UPSC CSE Mains Syllabus: GS-3- Indian Economy and issues relating to planning, mobilization of resources, growth, development and employment.
Indian Economy and COVID – 19
How much did the economy shrink:
- India’s GDP suffered its steepest contraction on record in the April-June quarter.
- India’s output shrank 9% from a year earlier, provisional data show.
- Private consumption spending, which accounts for almost 60% of GDP, contracted 26.7%.
- And exports, which contribute to a fifth of GDP and reflect overseas demand for Indian goods and services, shrank by nearly 20%.
- Investment activity was the worst-hit, collapsing 47% and shrinking in share of GDP to about 22% from 32% a year earlier.
- Across the real economy, every single industry and services sector shrank with the solitary exception of agriculture, which grew 3.4% and outpaced the year earlier quarter’s 3% expansion.
- Construction suffered the most, plunging 50%, followed by the omnibus services category — trade, hotels, communication, transport and broadcasting — which shrank 47%, hit by the pandemic-linked restrictions.
- Manufacturing too took a severe beating, contracting 39%.

Reason:
- It is evident that the stringent COVID-19 lockdowns in force through the first third of the quarter, and substantially in May, hollowed out demand.
- Consumer demand became sluggish as consumers abjured almost all discretionary spending.
- Larger businesses conserved cash and refrained from any capital spending in the face of uncertainty, and smaller firms prioritised survival.
- Demand for manufacturing products deemed non-essential evaporated, and factories, even after reopening, struggled to run amid shortages of labour and added safety norms.
Persisting issues:
- The Centre’s pandemic mitigation expenditure helped expand its consumption spending by 16.4% year-on-year and softened the overall blow to GDP.
- However, with the fiscal deficit already having exceeded the full-year’s budgeted target in just the first four months, and revenue receipts impacted by the economic contraction, the government is unlikely to maintain a similar trend in expenditure growth over the next three quarters.
- Unless, it is prepared to forsake its fiscal conservatism and finds innovative ways to mobilise resources.
- The still rising trajectory of new COVID-19 infections and a high level of job losses and income erosion are also sure to retard any recovery in momentum.
- If the latest survey-based data from IHS Markit show manufacturing PMI for August signalling growth for the first time in five months, the same researcher’s findings also stress that “job shedding continues at a strong rate” in the industry.
What is needed:
The central government must immediately provide a large fiscal package including the following:
- Pay the State governments their pending GST compensation dues and provide more resources in addition to deal with the pandemic and its effects
- Universalise the Public Distribution System (PDS) and provide free foodgrain (10 kg per household per month) for at least the next six months to anyone who needs it.
- Provide ₹7,000 per family for three months as compensation for the incomes lost during the draconian lockdown.

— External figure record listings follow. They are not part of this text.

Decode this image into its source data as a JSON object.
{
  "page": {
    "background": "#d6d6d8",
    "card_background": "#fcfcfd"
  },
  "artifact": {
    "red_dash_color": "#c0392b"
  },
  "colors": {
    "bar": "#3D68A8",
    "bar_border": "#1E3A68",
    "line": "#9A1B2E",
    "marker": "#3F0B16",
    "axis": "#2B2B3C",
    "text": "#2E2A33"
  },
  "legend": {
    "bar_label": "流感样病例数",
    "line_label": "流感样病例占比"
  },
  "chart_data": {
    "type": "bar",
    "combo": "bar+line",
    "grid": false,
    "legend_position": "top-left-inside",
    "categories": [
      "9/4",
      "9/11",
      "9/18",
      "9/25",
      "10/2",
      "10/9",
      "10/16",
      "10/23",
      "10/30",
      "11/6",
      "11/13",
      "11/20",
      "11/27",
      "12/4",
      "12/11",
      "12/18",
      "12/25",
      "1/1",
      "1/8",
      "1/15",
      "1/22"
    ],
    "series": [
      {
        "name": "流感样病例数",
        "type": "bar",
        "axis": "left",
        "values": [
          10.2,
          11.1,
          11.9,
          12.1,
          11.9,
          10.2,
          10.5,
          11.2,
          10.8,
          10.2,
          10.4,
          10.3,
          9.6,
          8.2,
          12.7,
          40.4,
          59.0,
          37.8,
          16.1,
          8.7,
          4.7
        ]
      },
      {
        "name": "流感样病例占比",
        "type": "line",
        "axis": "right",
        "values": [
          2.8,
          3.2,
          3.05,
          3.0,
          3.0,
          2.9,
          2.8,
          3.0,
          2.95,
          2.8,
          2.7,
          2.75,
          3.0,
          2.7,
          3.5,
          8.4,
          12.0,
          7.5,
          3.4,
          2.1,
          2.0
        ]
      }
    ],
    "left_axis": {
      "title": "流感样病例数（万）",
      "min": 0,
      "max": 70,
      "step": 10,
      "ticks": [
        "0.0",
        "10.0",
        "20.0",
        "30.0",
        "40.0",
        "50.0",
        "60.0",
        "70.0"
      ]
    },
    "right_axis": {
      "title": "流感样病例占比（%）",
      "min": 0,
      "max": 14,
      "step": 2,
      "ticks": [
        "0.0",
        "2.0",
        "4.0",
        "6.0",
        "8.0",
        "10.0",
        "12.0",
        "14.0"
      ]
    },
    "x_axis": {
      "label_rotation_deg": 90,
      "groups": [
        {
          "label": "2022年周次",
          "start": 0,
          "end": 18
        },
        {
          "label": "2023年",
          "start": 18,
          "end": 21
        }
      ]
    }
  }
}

- Double the number of days of employment per household under the Mahatma Gandhi National Rural Employment Guarantee Act to 200 per year (for this year at least) and start an urban employment guarantee programme.

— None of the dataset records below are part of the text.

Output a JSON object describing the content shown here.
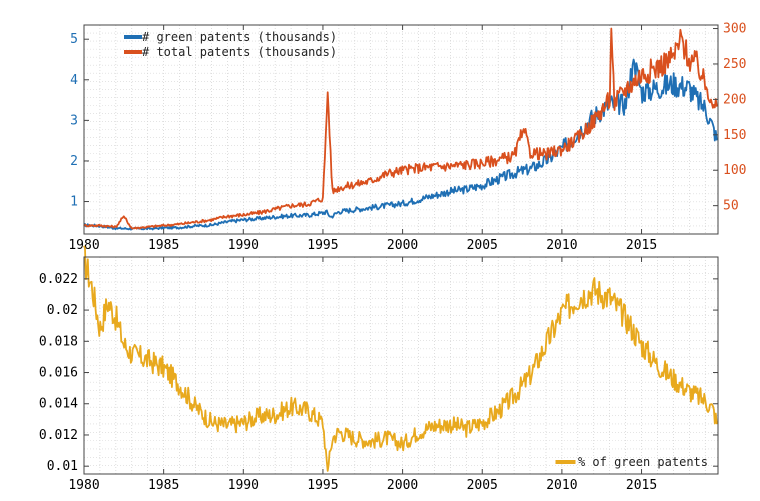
{
  "chart_data": [
    {
      "type": "line",
      "title": "",
      "xlabel": "",
      "ylabel": "",
      "y2label": "",
      "xlim": [
        1980,
        2019.8
      ],
      "ylim": [
        0.2,
        5.35
      ],
      "y2lim": [
        10,
        305
      ],
      "x_ticks": [
        1980,
        1985,
        1990,
        1995,
        2000,
        2005,
        2010,
        2015
      ],
      "y_ticks": [
        1,
        2,
        3,
        4,
        5
      ],
      "y2_ticks": [
        50,
        100,
        150,
        200,
        250,
        300
      ],
      "grid": true,
      "legend_position": "top-left",
      "series": [
        {
          "name": "# green patents (thousands)",
          "axis": "left",
          "color": "#1f6fb4",
          "x": [
            1980,
            1981,
            1982,
            1983,
            1984,
            1985,
            1986,
            1987,
            1988,
            1989,
            1990,
            1991,
            1992,
            1993,
            1994,
            1995,
            1995.2,
            1995.5,
            1996,
            1997,
            1998,
            1999,
            2000,
            2001,
            2002,
            2003,
            2004,
            2005,
            2006,
            2007,
            2008,
            2009,
            2010,
            2011,
            2012,
            2013,
            2014,
            2014.5,
            2015,
            2016,
            2017,
            2018,
            2018.5,
            2019,
            2019.5,
            2019.8
          ],
          "values": [
            0.42,
            0.4,
            0.34,
            0.33,
            0.33,
            0.35,
            0.36,
            0.4,
            0.42,
            0.5,
            0.55,
            0.58,
            0.62,
            0.65,
            0.66,
            0.72,
            0.75,
            0.62,
            0.75,
            0.8,
            0.85,
            0.9,
            0.95,
            1.05,
            1.15,
            1.25,
            1.3,
            1.4,
            1.55,
            1.7,
            1.8,
            2.0,
            2.3,
            2.7,
            3.1,
            3.4,
            3.4,
            4.5,
            3.7,
            3.8,
            3.9,
            3.8,
            3.5,
            3.3,
            2.8,
            2.45
          ]
        },
        {
          "name": "# total patents (thousands)",
          "axis": "right",
          "color": "#d9501e",
          "x": [
            1980,
            1981,
            1982,
            1982.5,
            1983,
            1984,
            1985,
            1986,
            1987,
            1988,
            1989,
            1990,
            1991,
            1992,
            1993,
            1994,
            1995,
            1995.3,
            1995.6,
            1996,
            1997,
            1998,
            1999,
            2000,
            2001,
            2002,
            2003,
            2004,
            2005,
            2006,
            2007,
            2007.6,
            2008,
            2009,
            2010,
            2011,
            2012,
            2013,
            2013.1,
            2013.3,
            2014,
            2015,
            2016,
            2017,
            2017.5,
            2018,
            2018.5,
            2019,
            2019.8
          ],
          "values": [
            22,
            22,
            20,
            35,
            18,
            20,
            22,
            24,
            27,
            30,
            35,
            37,
            40,
            45,
            50,
            52,
            60,
            210,
            70,
            75,
            80,
            85,
            95,
            100,
            103,
            105,
            106,
            108,
            110,
            115,
            120,
            158,
            125,
            122,
            130,
            145,
            170,
            200,
            300,
            195,
            215,
            235,
            245,
            260,
            285,
            255,
            250,
            220,
            185
          ]
        }
      ]
    },
    {
      "type": "line",
      "title": "",
      "xlabel": "",
      "ylabel": "",
      "xlim": [
        1980,
        2019.8
      ],
      "ylim": [
        0.0095,
        0.0234
      ],
      "x_ticks": [
        1980,
        1985,
        1990,
        1995,
        2000,
        2005,
        2010,
        2015
      ],
      "y_ticks": [
        0.01,
        0.012,
        0.014,
        0.016,
        0.018,
        0.02,
        0.022
      ],
      "grid": true,
      "legend_position": "bottom-right",
      "series": [
        {
          "name": "% of green patents",
          "color": "#e8a91e",
          "x": [
            1980,
            1980.5,
            1981,
            1981.5,
            1982,
            1982.5,
            1983,
            1984,
            1985,
            1986,
            1987,
            1988,
            1989,
            1990,
            1991,
            1992,
            1993,
            1994,
            1995,
            1995.3,
            1995.6,
            1996,
            1997,
            1998,
            1999,
            2000,
            2001,
            2002,
            2003,
            2004,
            2005,
            2006,
            2007,
            2008,
            2009,
            2010,
            2011,
            2012,
            2013,
            2014,
            2015,
            2016,
            2017,
            2018,
            2018.5,
            2019,
            2019.5,
            2019.8
          ],
          "values": [
            0.0233,
            0.0215,
            0.0188,
            0.0205,
            0.0195,
            0.0178,
            0.0172,
            0.0168,
            0.0163,
            0.0152,
            0.0138,
            0.0128,
            0.0126,
            0.0128,
            0.0132,
            0.0133,
            0.0138,
            0.0136,
            0.0128,
            0.0097,
            0.0118,
            0.0122,
            0.0118,
            0.0116,
            0.0118,
            0.0114,
            0.0122,
            0.0126,
            0.0127,
            0.0124,
            0.0128,
            0.0135,
            0.0145,
            0.0158,
            0.0178,
            0.0198,
            0.0208,
            0.0213,
            0.0208,
            0.0195,
            0.0178,
            0.0165,
            0.0156,
            0.0148,
            0.0145,
            0.0142,
            0.0136,
            0.0125
          ]
        }
      ]
    }
  ]
}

- Extend the debt moratorium and convert into a standstill (without requiring interest payments for that period) and make sure that fresh credit reaches MSMEs and farmers who are being deprived of it.
- Provide much more dedicated resources for health: for all the pandemic-required spending, and to deal with other health concerns that have been ignored or postponed for the past five months.

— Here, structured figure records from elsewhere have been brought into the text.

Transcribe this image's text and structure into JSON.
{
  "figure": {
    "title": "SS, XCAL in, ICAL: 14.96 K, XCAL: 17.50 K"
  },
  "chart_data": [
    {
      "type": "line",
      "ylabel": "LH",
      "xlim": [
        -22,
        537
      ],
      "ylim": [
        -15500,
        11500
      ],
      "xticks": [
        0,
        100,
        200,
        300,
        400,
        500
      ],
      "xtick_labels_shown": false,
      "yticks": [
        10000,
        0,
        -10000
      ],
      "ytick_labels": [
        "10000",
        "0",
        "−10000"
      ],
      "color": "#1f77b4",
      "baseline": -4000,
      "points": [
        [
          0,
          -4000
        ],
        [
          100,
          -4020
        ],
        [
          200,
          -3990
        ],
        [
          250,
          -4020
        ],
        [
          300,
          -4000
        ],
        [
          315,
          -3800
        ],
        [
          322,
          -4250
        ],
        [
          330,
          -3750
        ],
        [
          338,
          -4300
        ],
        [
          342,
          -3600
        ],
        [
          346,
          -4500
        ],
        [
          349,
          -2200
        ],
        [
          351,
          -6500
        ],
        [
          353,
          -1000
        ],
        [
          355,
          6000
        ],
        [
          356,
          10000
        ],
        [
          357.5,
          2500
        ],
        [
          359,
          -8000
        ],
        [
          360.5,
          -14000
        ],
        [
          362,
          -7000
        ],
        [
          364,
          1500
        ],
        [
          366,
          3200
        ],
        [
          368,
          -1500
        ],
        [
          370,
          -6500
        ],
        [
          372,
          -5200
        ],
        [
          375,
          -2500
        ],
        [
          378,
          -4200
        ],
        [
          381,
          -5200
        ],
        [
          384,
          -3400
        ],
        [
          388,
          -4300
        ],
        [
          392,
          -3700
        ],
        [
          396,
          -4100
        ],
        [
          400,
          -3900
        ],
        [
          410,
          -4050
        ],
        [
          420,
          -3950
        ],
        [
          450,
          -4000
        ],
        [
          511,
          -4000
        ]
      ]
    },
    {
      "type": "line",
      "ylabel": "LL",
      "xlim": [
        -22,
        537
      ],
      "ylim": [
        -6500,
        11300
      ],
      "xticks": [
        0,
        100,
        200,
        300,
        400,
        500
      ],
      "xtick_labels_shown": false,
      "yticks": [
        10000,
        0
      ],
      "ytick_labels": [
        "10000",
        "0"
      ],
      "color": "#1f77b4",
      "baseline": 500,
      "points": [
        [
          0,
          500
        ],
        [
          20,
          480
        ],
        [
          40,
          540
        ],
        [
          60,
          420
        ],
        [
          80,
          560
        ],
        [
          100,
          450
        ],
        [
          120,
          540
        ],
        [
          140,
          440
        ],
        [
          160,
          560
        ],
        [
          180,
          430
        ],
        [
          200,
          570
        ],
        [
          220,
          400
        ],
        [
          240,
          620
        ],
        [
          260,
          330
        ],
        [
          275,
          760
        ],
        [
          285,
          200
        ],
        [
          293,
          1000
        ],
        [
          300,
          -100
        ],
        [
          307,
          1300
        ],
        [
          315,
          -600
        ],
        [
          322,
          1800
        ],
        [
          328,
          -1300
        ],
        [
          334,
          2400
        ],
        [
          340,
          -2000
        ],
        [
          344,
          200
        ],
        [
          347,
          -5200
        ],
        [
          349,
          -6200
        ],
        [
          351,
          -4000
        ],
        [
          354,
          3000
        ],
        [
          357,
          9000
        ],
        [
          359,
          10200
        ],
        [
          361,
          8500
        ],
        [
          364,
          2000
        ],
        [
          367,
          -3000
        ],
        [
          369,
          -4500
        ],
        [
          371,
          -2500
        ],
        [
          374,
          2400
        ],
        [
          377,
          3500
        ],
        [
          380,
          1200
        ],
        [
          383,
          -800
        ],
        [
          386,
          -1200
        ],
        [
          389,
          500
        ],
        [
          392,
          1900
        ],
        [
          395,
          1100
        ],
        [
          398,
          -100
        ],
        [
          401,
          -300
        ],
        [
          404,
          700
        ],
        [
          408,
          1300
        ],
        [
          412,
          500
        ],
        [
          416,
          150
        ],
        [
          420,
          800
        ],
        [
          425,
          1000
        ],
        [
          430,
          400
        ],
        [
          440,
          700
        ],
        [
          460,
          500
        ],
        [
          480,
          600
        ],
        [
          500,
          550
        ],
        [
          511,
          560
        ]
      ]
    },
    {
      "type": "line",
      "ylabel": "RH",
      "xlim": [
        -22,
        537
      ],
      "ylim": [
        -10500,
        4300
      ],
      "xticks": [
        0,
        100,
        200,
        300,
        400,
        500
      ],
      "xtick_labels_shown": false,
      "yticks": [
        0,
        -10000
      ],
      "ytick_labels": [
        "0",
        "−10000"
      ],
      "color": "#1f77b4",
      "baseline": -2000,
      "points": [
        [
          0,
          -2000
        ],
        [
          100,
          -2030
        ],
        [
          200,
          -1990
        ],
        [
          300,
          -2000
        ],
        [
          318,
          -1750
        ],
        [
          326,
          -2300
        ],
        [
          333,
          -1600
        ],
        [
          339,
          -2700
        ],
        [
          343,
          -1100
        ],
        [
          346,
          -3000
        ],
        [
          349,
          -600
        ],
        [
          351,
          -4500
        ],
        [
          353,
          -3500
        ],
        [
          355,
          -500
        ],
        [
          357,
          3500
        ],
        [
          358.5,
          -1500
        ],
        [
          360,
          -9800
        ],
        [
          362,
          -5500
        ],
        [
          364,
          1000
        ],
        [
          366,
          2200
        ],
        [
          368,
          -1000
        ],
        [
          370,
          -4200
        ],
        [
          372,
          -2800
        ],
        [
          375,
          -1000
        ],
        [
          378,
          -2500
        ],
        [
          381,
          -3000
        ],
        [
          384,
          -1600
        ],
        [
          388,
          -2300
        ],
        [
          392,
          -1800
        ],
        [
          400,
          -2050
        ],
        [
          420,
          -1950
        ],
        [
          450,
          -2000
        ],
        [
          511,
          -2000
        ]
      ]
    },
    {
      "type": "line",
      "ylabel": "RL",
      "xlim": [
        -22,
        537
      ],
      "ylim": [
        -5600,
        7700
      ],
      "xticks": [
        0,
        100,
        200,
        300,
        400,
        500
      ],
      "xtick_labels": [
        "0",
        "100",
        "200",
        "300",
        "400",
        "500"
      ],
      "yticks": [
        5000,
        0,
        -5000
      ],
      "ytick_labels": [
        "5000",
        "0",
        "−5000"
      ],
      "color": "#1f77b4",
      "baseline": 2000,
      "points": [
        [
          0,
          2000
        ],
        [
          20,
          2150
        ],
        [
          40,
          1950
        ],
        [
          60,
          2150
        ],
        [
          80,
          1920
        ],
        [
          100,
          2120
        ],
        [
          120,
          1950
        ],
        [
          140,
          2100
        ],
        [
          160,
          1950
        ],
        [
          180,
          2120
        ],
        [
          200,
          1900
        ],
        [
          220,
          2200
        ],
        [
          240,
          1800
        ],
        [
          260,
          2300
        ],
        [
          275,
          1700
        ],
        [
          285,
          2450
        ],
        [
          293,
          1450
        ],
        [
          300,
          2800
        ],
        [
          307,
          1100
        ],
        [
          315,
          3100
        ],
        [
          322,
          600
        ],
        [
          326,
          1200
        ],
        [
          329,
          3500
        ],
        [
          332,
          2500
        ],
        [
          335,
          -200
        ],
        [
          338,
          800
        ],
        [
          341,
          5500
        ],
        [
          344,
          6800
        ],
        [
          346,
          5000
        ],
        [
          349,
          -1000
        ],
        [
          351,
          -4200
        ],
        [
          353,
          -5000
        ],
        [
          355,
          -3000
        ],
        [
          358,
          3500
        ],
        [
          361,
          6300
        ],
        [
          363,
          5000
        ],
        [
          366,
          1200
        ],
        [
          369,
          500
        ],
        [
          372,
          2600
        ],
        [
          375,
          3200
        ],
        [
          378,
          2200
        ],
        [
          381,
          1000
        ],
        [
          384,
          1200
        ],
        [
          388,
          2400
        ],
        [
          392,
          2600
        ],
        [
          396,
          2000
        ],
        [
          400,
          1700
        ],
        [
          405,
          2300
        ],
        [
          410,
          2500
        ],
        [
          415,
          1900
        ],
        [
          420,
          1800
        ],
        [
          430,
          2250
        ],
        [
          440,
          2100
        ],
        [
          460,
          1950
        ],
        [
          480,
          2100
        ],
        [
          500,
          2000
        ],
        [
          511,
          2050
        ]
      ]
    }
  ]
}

- Not spending now will push the economy into a deeper hole, reducing incomes and, therefore, also taxes, and creating a bigger fiscal deficit even with lower spending.
- For now, these increased expenditures can be paid for by the Centre borrowing from the Reserve Bank of India (monetising the deficit, as governments across the world have been doing).
- This will not be inflationary as long as essential supplies are maintained, because demand is currently so low.
- Eventually, wealth taxes and taxes on multinational corporations must be thought of.